Transferring 2D TMDs through water-soluble sodium salt catalytic layer

Abstract

This study reports a clean and damage-free transfer method that enables the ultrafast transfer of two-dimensional (2D) transition metal dichalcogenides (TMDs) onto desired substrates with a remarkably high yield. We employ a water-soluble sodium salt as both a transfer sacrificial layer for facile transfer and a catalytic layer for the growth of high-quality large-area MoS2 using liquid-phase chemical vapor deposition via a catalyzed kinetic growth. We show that the pristine structural and electrical properties of the grown MoS2 can be reliably preserved by avoiding detrimental effects during the prolonged harsh-environment transfer process.

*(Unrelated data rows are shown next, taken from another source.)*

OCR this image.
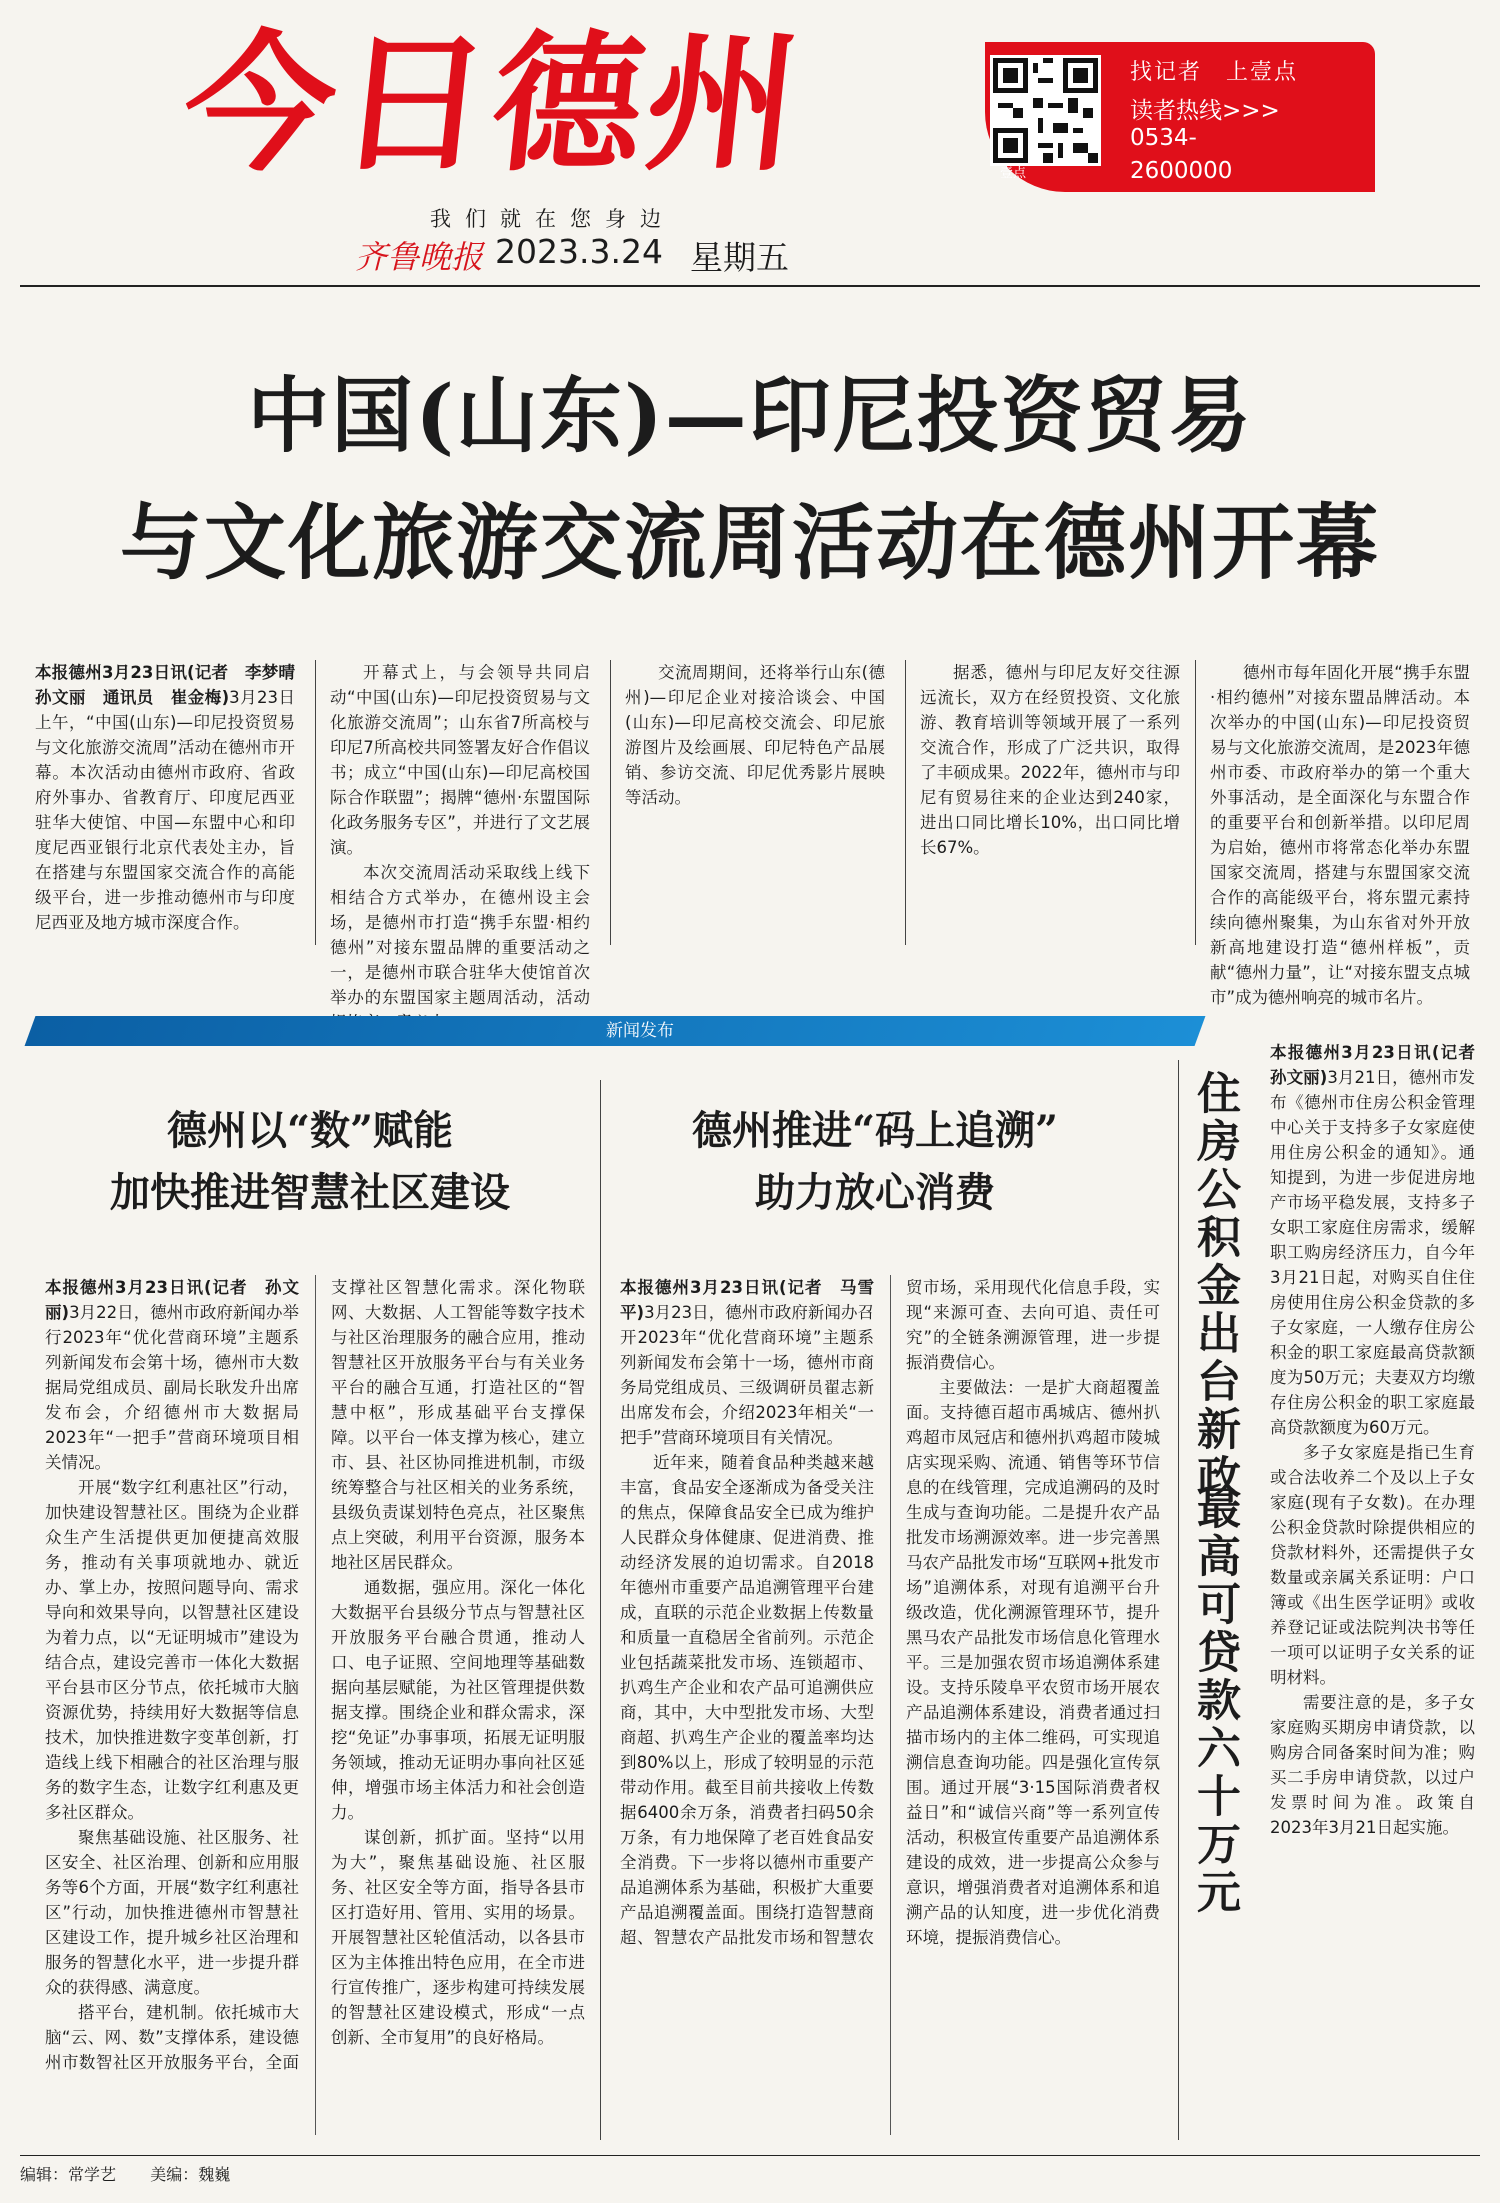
今日德州
我们就在您身边
齐鲁晚报 2023.3.24 星期五
壹点
找记者　上壹点
读者热线>>>
0534-
2600000
中国(山东)—印尼投资贸易
与文化旅游交流周活动在德州开幕

本报德州3月23日讯(记者　李梦晴　孙文丽　通讯员　崔金梅)3月23日上午，“中国(山东)—印尼投资贸易与文化旅游交流周”活动在德州市开幕。本次活动由德州市政府、省政府外事办、省教育厅、印度尼西亚驻华大使馆、中国—东盟中心和印度尼西亚银行北京代表处主办，旨在搭建与东盟国家交流合作的高能级平台，进一步推动德州市与印度尼西亚及地方城市深度合作。

开幕式上，与会领导共同启动“中国(山东)—印尼投资贸易与文化旅游交流周”；山东省7所高校与印尼7所高校共同签署友好合作倡议书；成立“中国(山东)—印尼高校国际合作联盟”；揭牌“德州·东盟国际化政务服务专区”，并进行了文艺展演。

本次交流周活动采取线上线下相结合方式举办，在德州设主会场，是德州市打造“携手东盟·相约德州”对接东盟品牌的重要活动之一，是德州市联合驻华大使馆首次举办的东盟国家主题周活动，活动

交流周期间，还将举行山东(德州)—印尼企业对接洽谈会、中国(山东)—印尼高校交流会、印尼旅游图片及绘画展、印尼特色产品展销、参访交流、印尼优秀影片展映等活动。

据悉，德州与印尼友好交往源远流长，双方在经贸投资、文化旅游、教育培训等领域开展了一系列交流合作，形成了广泛共识，取得了丰硕成果。2022年，德州市与印尼有贸易往来的企业达到240家，进出口同比增长10%，出口同比增长67%。

德州市每年固化开展“携手东盟·相约德州”对接东盟品牌活动。本次举办的中国(山东)—印尼投资贸易与文化旅游交流周，是2023年德州市委、市政府举办的第一个重大外事活动，是全面深化与东盟合作的重要平台和创新举措。以印尼周为启始，德州市将常态化举办东盟国家交流周，搭建与东盟国家交流合作的高能级平台，将东盟元素持续向德州聚集，为山东省对外开放新高地建设打造“德州样板”，贡献“德州力量”，让“对接东盟支点城市”成为德州响亮的城市名片。

新闻发布
德州以“数”赋能
加快推进智慧社区建设

本报德州3月23日讯(记者　孙文丽)3月22日，德州市政府新闻办举行2023年“优化营商环境”主题系列新闻发布会第十场，德州市大数据局党组成员、副局长耿发升出席发布会，介绍德州市大数据局2023年“一把手”营商环境项目相关情况。

开展“数字红利惠社区”行动，加快建设智慧社区。围绕为企业群众生产生活提供更加便捷高效服务，推动有关事项就地办、就近办、掌上办，按照问题导向、需求导向和效果导向，以智慧社区建设为着力点，以“无证明城市”建设为结合点，建设完善市一体化大数据平台县市区分节点，依托城市大脑资源优势，持续用好大数据等信息技术，加快推进数字变革创新，打造线上线下相融合的社区治理与服务的数字生态，让数字红利惠及更多社区群众。

聚焦基础设施、社区服务、社区安全、社区治理、创新和应用服务等6个方面，开展“数字红利惠社区”行动，加快推进德州市智慧社区建设工作，提升城乡社区治理和服务的智慧化水平，进一步提升群众的获得感、满意度。

搭平台，建机制。依托城市大脑“云、网、数”支撑体系，建设德州市数智社区开放服务平台，全面支撑社区智慧化需求。深化物联网、大数据、人工智能等数字技术与社区治理服务的融合应用，推动智慧社区开放服务平台与有关业务平台的融合互通，打造社区的“智慧中枢”，形成基础平台支撑保障。以平台一体支撑为核心，建立市、县、社区协同推进机制，市级统筹整合与社区相关的业务系统，县级负责谋划特色亮点，社区聚焦点上突破，利用平台资源，服务本地社区居民群众。

通数据，强应用。深化一体化大数据平台县级分节点与智慧社区开放服务平台融合贯通，推动人口、电子证照、空间地理等基础数据向基层赋能，为社区管理提供数据支撑。围绕企业和群众需求，深挖“免证”办事事项，拓展无证明服务领域，推动无证明办事向社区延伸，增强市场主体活力和社会创造力。

谋创新，抓扩面。坚持“以用为大”，聚焦基础设施、社区服务、社区安全等方面，指导各县市区打造好用、管用、实用的场景。开展智慧社区轮值活动，以各县市区为主体推出特色应用，在全市进行宣传推广，逐步构建可持续发展的智慧社区建设模式，形成“一点创新、全市复用”的良好格局。

德州推进“码上追溯”
助力放心消费

本报德州3月23日讯(记者　马雪平)3月23日，德州市政府新闻办召开2023年“优化营商环境”主题系列新闻发布会第十一场，德州市商务局党组成员、三级调研员翟志新出席发布会，介绍2023年相关“一把手”营商环境项目有关情况。

近年来，随着食品种类越来越丰富，食品安全逐渐成为备受关注的焦点，保障食品安全已成为维护人民群众身体健康、促进消费、推动经济发展的迫切需求。自2018年德州市重要产品追溯管理平台建成，直联的示范企业数据上传数量和质量一直稳居全省前列。示范企业包括蔬菜批发市场、连锁超市、扒鸡生产企业和农产品可追溯供应商，其中，大中型批发市场、大型商超、扒鸡生产企业的覆盖率均达到80%以上，形成了较明显的示范带动作用。截至目前共接收上传数据6400余万条，消费者扫码50余万条，有力地保障了老百姓食品安全消费。下一步将以德州市重要产品追溯体系为基础，积极扩大重要产品追溯覆盖面。围绕打造智慧商超、智慧农产品批发市场和智慧农贸市场，采用现代化信息手段，实现“来源可查、去向可追、责任可究”的全链条溯源管理，进一步提振消费信心。

主要做法：一是扩大商超覆盖面。支持德百超市禹城店、德州扒鸡超市凤冠店和德州扒鸡超市陵城店实现采购、流通、销售等环节信息的在线管理，完成追溯码的及时生成与查询功能。二是提升农产品批发市场溯源效率。进一步完善黑马农产品批发市场“互联网+批发市场”追溯体系，对现有追溯平台升级改造，优化溯源管理环节，提升黑马农产品批发市场信息化管理水平。三是加强农贸市场追溯体系建设。支持乐陵阜平农贸市场开展农产品追溯体系建设，消费者通过扫描市场内的主体二维码，可实现追溯信息查询功能。四是强化宣传氛围。通过开展“3·15国际消费者权益日”和“诚信兴商”等一系列宣传活动，积极宣传重要产品追溯体系建设的成效，进一步提高公众参与意识，增强消费者对追溯体系和追溯产品的认知度，进一步优化消费环境，提振消费信心。

住房公积金出台新政
最高可贷款六十万元

本报德州3月23日讯(记者　孙文丽)3月21日，德州市发布《德州市住房公积金管理中心关于支持多子女家庭使用住房公积金的通知》。通知提到，为进一步促进房地产市场平稳发展，支持多子女职工家庭住房需求，缓解职工购房经济压力，自今年3月21日起，对购买自住住房使用住房公积金贷款的多子女家庭，一人缴存住房公积金的职工家庭最高贷款额度为50万元；夫妻双方均缴存住房公积金的职工家庭最高贷款额度为60万元。

多子女家庭是指已生育或合法收养二个及以上子女家庭(现有子女数)。在办理公积金贷款时除提供相应的贷款材料外，还需提供子女数量或亲属关系证明：户口簿或《出生医学证明》或收养登记证或法院判决书等任一项可以证明子女关系的证明材料。

需要注意的是，多子女家庭购买期房申请贷款，以购房合同备案时间为准；购买二手房申请贷款，以过户发票时间为准。政策自2023年3月21日起实施。

编辑：常学艺 美编：魏巍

We demonstrate the technological versatility of the proposed transfer method by fabricating as-transferred MoS2-based back-gated field-effect transistors (FETs). The MoS2 FETs exhibit excellent charge mobility as high as 28.7 cm2 V−1 s−1 and an on–off ratio up to ∼107 at room temperature, indicating no performance degradation after the transfer process. The proposed transfer method offers universal applicability for various 2D TMDs, mechanical supporting polymers, and target substrates, thus facilitating the facile fabrication of 2D TMD-based electronics and optoelectronics.